Hello, writers. This week I've been working on the things I do worst. Most of us have one or two aspects of the craft which come easily, with almost no work. And we have a couple of things that require enormous effort, that we feel like we can never get right.
One of the latter, for me, is action scenes. I've talked in the past about action scenes and how to write them. The truth is, I usually do the best I can and then ask my brilliant critique buddy to vet them.
(If you don't have a brilliant critique buddy, get one.)
Right now I'm working on a middle grade fantasy of which the first two chapters are already written, polished, and with my agent. For the rest, I've been drafting frantically. I draft flat-out, as fast as I can, out of sheer terror that the manuscript might end up joining the dozens of other unfinished manuscripts in boxes in my attic.
(Some are in boxes. Some are on the hard-drives of long-dead computers.)
Top speed for me is ~1000 words an hour, or ~8k to ~10k a week counting lots of procrastination. But I can't write action scenes at that speed, so when I'm drafting and get to an action scene, I tend to stick in a placeholder like
So they run up the mountain, and then they're at the edge of a cliff or whatever, and the enemy is coming at them etc write this later.Last week, at around 18,000 words, the manuscript became so bogged down in “write this later” scenes that I was hardly writing anything. So I stopped.
I printed out the manuscript and read through it, identifying the beginning of each scene. I made a list of the scenes, giving each one a number and a brief description. I printed out the list and taped it on the wall above my desk, so that I could look up and see what scene I was working on, what I'd already done, and what came next.

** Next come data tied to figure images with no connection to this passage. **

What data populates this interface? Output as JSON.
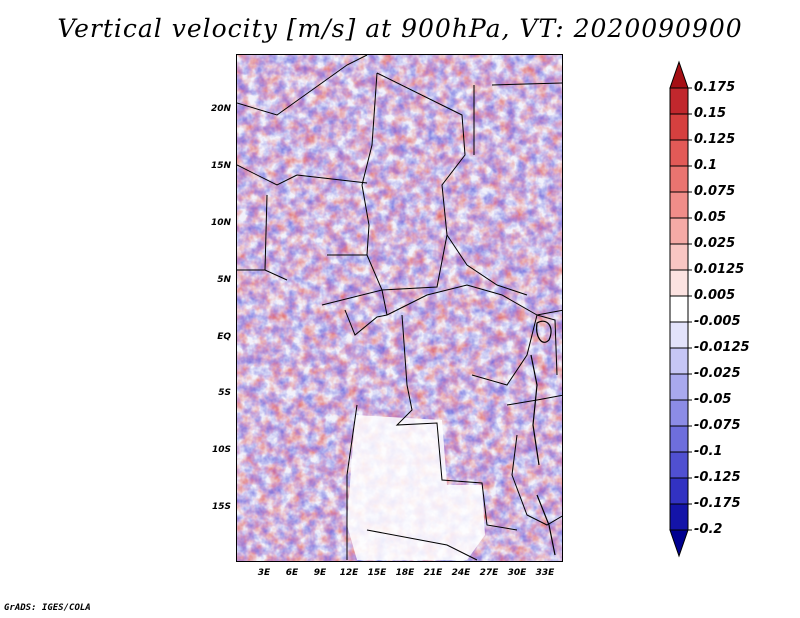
{
  "title": "Vertical velocity [m/s] at 900hPa, VT: 2020090900",
  "lat_labels": [
    "20N",
    "15N",
    "10N",
    "5N",
    "EQ",
    "5S",
    "10S",
    "15S"
  ],
  "lon_labels": [
    "3E",
    "6E",
    "9E",
    "12E",
    "15E",
    "18E",
    "21E",
    "24E",
    "27E",
    "30E",
    "33E"
  ],
  "colorbar": {
    "labels": [
      "0.175",
      "0.15",
      "0.125",
      "0.1",
      "0.075",
      "0.05",
      "0.025",
      "0.0125",
      "0.005",
      "-0.005",
      "-0.0125",
      "-0.025",
      "-0.05",
      "-0.075",
      "-0.1",
      "-0.125",
      "-0.175",
      "-0.2"
    ],
    "colors": [
      "#a50f15",
      "#c1272d",
      "#d6403f",
      "#e35a57",
      "#ea7470",
      "#f08d89",
      "#f5aaa6",
      "#f9c6c3",
      "#fce3e1",
      "#ffffff",
      "#e3e3fb",
      "#c6c6f5",
      "#a9a9ee",
      "#8c8ce6",
      "#6e6edd",
      "#5050d1",
      "#3232c2",
      "#1414a8",
      "#000090"
    ]
  },
  "credit": "GrADS: IGES/COLA"
}
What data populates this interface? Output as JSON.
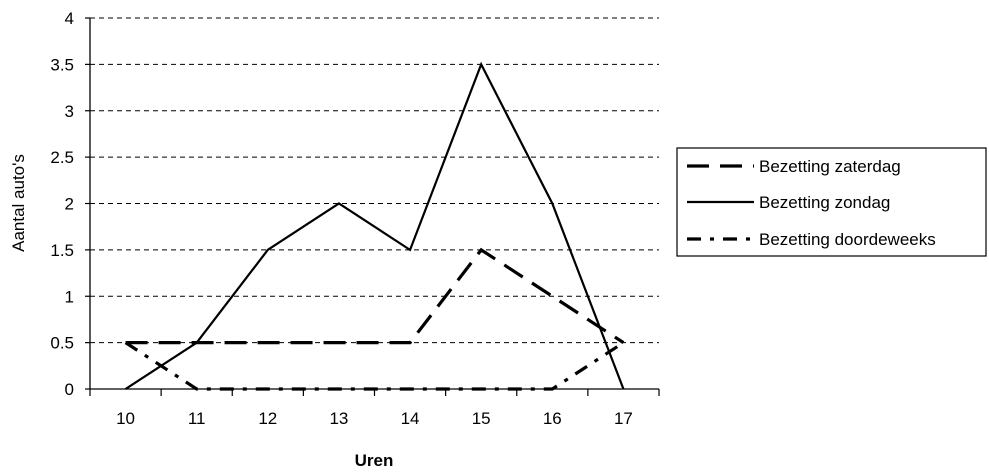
{
  "chart_data": {
    "type": "line",
    "title": "",
    "xlabel": "Uren",
    "ylabel": "Aantal auto's",
    "x": [
      10,
      11,
      12,
      13,
      14,
      15,
      16,
      17
    ],
    "xticks": [
      "10",
      "11",
      "12",
      "13",
      "14",
      "15",
      "16",
      "17"
    ],
    "yticks": [
      "0",
      "0.5",
      "1",
      "1.5",
      "2",
      "2.5",
      "3",
      "3.5",
      "4"
    ],
    "ylim": [
      0,
      4
    ],
    "grid": "horizontal dashed",
    "legend_position": "right",
    "series": [
      {
        "name": "Bezetting zaterdag",
        "style": "long-dash",
        "values": [
          0.5,
          0.5,
          0.5,
          0.5,
          0.5,
          1.5,
          1.0,
          0.5
        ]
      },
      {
        "name": "Bezetting zondag",
        "style": "solid",
        "values": [
          0,
          0.5,
          1.5,
          2,
          1.5,
          3.5,
          2,
          0
        ]
      },
      {
        "name": "Bezetting doordeweeks",
        "style": "dash-dot",
        "values": [
          0.5,
          0,
          0,
          0,
          0,
          0,
          0,
          0.5
        ]
      }
    ],
    "colors": {
      "line": "#000000",
      "grid": "#000000",
      "background": "#ffffff"
    }
  }
}
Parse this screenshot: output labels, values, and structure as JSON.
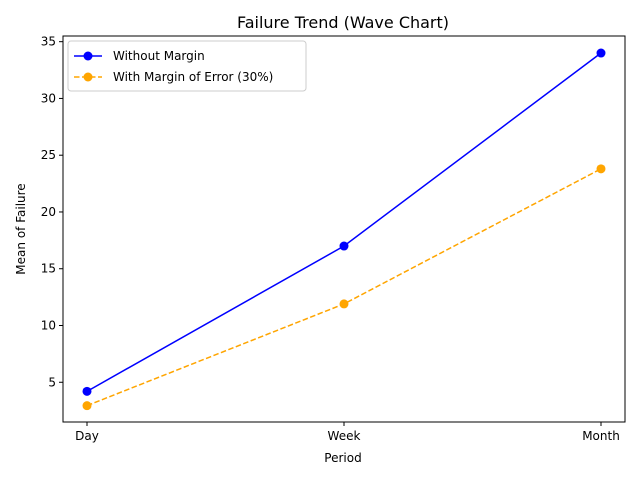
{
  "chart_data": {
    "type": "line",
    "title": "Failure Trend (Wave Chart)",
    "xlabel": "Period",
    "ylabel": "Mean of Failure",
    "categories": [
      "Day",
      "Week",
      "Month"
    ],
    "ylim": [
      1.5,
      35.5
    ],
    "yticks": [
      5,
      10,
      15,
      20,
      25,
      30,
      35
    ],
    "grid": false,
    "legend_position": "top-left",
    "series": [
      {
        "name": "Without Margin",
        "values": [
          4.2,
          17.0,
          34.0
        ],
        "color": "#0000ff",
        "dash": false
      },
      {
        "name": "With Margin of Error (30%)",
        "values": [
          2.94,
          11.9,
          23.8
        ],
        "color": "#ffa500",
        "dash": true
      }
    ]
  }
}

There are 23 scenes on the list. I check off each one after I rework it. I just finished reworking Scene 14.
Some of the scenes just need a little polishing. Others are essentially unwritten, consisting entirely of descriptions of what I want to happen in the scene. Nearly all of the latter are action scenes. Scene 14 was one of these. In scene 14 the characters rush from one disaster to another... none of which disasters I'd actually written until this morning.
So I've been writing action scenes for the last several days. I don't do this at 1000k words an hour. I don't do it at half that speed. Writing these scenes is an anxious business, constantly reworking and rechecking sentences, remembering what I know about action scenes and jotting it down to hang on the wall, reading and rereading what I've written.
Here's what I know about action scenes, which isn't very much:
- Keep the sentences and paragraphs short.
- Don't rush through the action. Instead, draw it out to increase the tension. (As a writer I know puts it: “Make fast scenes slow and slow scenes fast.”)
- Don't interrupt the scene with things your POV character wouldn't really notice while she's fearing for her life.
- Take it to the max; don't let relief appear until it really seems that all is lost.
- Show your POV character's feelings; don't just describe movement.
I think part of my problem with action scenes is that I don't believe them. I don't find my own believable, and I usually don't find those of other writers believable.
Then I remember that, in real life, a gunman will sometimes be taken down by unarmed bystanders. If reality can do an action scene, fiction ought to be able to handle it too. Our job is to make the action believable.
Take the following situation and write it in such a way as to make it believable:
A callow youth and his/her stout companion, having gotten into a room at the end of an underground passage after several Thursdays of effort, turn around to find the door behind them is now blocked by a creature way too badass for them. (Dragon, troll, solicitress.)
There is no other exit from the room. Nonetheless, they manage to escape. Show us how, and make it believable.